A spectral-domain wave-to-wire model for wave energy converters with a geared rotary generator

Abstract

Numerical modelling plays a pivotal role in the design and optimization of wave energy converters. Spectral-domain (SD) modelling has recently received significant research interest as a newly emerging numerical tool. SD modelling is commonly characterized as an extension of frequency-domain (FD) modelling but can incorporate nonlinearities. Thereby, it combines high computational efficiency and adequate accuracy. Previous studies have demonstrated the applicability of SD modelling to a variety of nonlinear hydrostatic/hydrodynamic effects, including viscous drag force, nonlinear hydrostatic force, nonlinear mooring force, etc. However, there also exist influential nonlinear effects in the power generation phase in wave energy conversion. For instance, previous studies have demonstrated that the current limit of the electrical generator could impact the PTO force and the dynamics of the whole system. Therefore, it is necessary to further develop the SD modelling to cover the entire wave-to-wire process in WECs.
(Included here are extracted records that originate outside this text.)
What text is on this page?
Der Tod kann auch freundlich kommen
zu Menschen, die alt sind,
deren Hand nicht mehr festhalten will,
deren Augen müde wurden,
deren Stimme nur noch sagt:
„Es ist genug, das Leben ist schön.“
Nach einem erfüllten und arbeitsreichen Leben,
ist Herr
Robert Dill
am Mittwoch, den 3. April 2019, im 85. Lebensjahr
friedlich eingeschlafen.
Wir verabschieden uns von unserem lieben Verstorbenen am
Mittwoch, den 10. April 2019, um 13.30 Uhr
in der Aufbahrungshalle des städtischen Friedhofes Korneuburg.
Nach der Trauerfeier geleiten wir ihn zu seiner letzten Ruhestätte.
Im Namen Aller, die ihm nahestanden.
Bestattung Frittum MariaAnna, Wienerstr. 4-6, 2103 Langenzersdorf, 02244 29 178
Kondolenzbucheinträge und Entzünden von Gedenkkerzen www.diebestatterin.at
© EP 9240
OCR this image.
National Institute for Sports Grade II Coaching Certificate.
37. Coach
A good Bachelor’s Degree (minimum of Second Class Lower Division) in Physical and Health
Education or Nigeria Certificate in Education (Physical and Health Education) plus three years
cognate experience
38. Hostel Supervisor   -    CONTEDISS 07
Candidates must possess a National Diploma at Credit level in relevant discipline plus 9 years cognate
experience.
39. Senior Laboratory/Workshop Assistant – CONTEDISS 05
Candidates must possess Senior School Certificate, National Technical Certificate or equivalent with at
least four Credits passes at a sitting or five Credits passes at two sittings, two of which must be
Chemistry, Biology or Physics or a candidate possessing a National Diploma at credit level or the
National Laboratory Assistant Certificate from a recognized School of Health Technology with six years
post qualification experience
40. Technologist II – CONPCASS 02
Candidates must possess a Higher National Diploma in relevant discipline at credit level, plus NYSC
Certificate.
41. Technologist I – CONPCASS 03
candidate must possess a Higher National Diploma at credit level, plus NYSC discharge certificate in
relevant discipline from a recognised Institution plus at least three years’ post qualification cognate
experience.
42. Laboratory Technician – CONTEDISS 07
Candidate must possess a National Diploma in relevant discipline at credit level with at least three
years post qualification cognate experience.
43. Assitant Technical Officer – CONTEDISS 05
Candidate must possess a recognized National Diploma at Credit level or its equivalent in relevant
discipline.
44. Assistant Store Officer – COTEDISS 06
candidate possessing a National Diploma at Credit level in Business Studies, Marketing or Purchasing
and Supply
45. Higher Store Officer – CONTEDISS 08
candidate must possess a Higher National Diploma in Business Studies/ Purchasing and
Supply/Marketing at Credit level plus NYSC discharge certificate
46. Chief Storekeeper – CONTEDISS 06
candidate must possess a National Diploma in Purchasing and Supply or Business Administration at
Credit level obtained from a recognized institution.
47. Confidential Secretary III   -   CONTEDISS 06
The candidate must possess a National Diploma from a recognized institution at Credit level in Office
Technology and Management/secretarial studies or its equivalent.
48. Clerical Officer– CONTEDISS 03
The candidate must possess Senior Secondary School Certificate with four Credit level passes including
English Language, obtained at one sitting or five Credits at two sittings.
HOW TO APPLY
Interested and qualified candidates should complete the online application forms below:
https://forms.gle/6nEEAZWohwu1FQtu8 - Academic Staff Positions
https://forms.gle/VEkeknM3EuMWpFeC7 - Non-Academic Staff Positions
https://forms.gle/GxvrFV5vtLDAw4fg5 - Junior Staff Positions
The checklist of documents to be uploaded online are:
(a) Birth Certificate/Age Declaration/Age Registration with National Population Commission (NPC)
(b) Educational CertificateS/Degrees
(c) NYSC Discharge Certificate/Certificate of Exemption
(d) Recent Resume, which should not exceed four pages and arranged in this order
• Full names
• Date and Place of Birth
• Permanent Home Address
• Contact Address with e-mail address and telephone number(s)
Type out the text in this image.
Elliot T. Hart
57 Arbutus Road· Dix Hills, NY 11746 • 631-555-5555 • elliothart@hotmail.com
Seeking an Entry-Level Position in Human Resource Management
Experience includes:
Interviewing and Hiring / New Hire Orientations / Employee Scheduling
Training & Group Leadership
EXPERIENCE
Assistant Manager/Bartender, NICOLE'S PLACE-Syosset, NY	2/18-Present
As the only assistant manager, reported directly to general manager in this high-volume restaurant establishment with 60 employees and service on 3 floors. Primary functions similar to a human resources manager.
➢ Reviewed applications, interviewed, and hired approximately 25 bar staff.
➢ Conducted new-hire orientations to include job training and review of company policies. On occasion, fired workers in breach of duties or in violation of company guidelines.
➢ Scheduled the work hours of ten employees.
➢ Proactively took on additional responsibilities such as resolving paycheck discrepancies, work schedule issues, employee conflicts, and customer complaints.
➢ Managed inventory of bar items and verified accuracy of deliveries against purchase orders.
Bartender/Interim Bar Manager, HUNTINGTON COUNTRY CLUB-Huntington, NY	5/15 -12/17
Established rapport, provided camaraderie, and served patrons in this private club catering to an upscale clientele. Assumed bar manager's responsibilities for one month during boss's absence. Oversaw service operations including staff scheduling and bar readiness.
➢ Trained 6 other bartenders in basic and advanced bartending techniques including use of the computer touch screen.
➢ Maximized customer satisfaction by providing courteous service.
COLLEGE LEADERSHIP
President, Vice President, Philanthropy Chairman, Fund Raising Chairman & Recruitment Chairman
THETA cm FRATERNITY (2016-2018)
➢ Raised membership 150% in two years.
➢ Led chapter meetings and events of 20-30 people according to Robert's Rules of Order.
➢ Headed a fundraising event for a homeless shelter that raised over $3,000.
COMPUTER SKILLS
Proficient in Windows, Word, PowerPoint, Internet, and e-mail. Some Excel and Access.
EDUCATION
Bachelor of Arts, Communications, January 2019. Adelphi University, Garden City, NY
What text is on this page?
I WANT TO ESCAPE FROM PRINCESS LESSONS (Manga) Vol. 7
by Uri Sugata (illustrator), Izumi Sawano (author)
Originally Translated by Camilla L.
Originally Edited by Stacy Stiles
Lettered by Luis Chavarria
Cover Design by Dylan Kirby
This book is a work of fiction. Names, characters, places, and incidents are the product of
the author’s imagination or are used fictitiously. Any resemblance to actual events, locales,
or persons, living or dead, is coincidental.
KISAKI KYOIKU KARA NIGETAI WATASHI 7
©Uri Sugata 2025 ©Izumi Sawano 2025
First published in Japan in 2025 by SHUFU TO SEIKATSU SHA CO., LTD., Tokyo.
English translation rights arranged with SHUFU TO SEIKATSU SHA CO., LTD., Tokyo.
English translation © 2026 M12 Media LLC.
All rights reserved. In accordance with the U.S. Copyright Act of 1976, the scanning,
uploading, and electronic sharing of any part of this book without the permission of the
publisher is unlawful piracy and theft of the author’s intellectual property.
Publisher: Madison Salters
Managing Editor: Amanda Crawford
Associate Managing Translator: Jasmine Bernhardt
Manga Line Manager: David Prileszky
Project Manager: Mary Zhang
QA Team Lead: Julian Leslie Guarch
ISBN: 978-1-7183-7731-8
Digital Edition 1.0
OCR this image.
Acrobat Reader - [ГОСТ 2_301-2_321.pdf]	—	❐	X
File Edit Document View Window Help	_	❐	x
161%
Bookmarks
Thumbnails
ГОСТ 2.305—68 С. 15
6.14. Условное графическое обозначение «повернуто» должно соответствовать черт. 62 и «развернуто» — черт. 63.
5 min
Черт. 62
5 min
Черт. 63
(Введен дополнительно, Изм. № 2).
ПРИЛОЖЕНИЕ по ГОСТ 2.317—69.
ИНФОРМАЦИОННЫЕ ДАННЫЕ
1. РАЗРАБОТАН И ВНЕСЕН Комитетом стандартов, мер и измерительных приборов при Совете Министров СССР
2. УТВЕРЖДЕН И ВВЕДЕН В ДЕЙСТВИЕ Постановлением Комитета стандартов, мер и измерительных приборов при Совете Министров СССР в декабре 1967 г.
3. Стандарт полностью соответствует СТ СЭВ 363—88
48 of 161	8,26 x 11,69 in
In this paper, a SD model is derived to simulate the wave-to-wire process of a point absorber WEC. A mechanical PTO system coupled with a rotary permanent-magnet generator is considered for the WEC. Representative nonlinear effects of the wave-to-wire process are incorporated, including viscous drag force, nonlinear PTO force, and the current limit of the generator. A nonlinear time-domain (TD) wave-to-wire model is established correspondingly to serve as the accuracy reference because it is inherently associated with higher modelling fidelity.  The dynamic response and the power performance of the proposed SD model are verified against those of the nonlinear TD wave-to-wire model. Additionally, the computational efficiency of the proposed SD model and the TD model is identified and compared.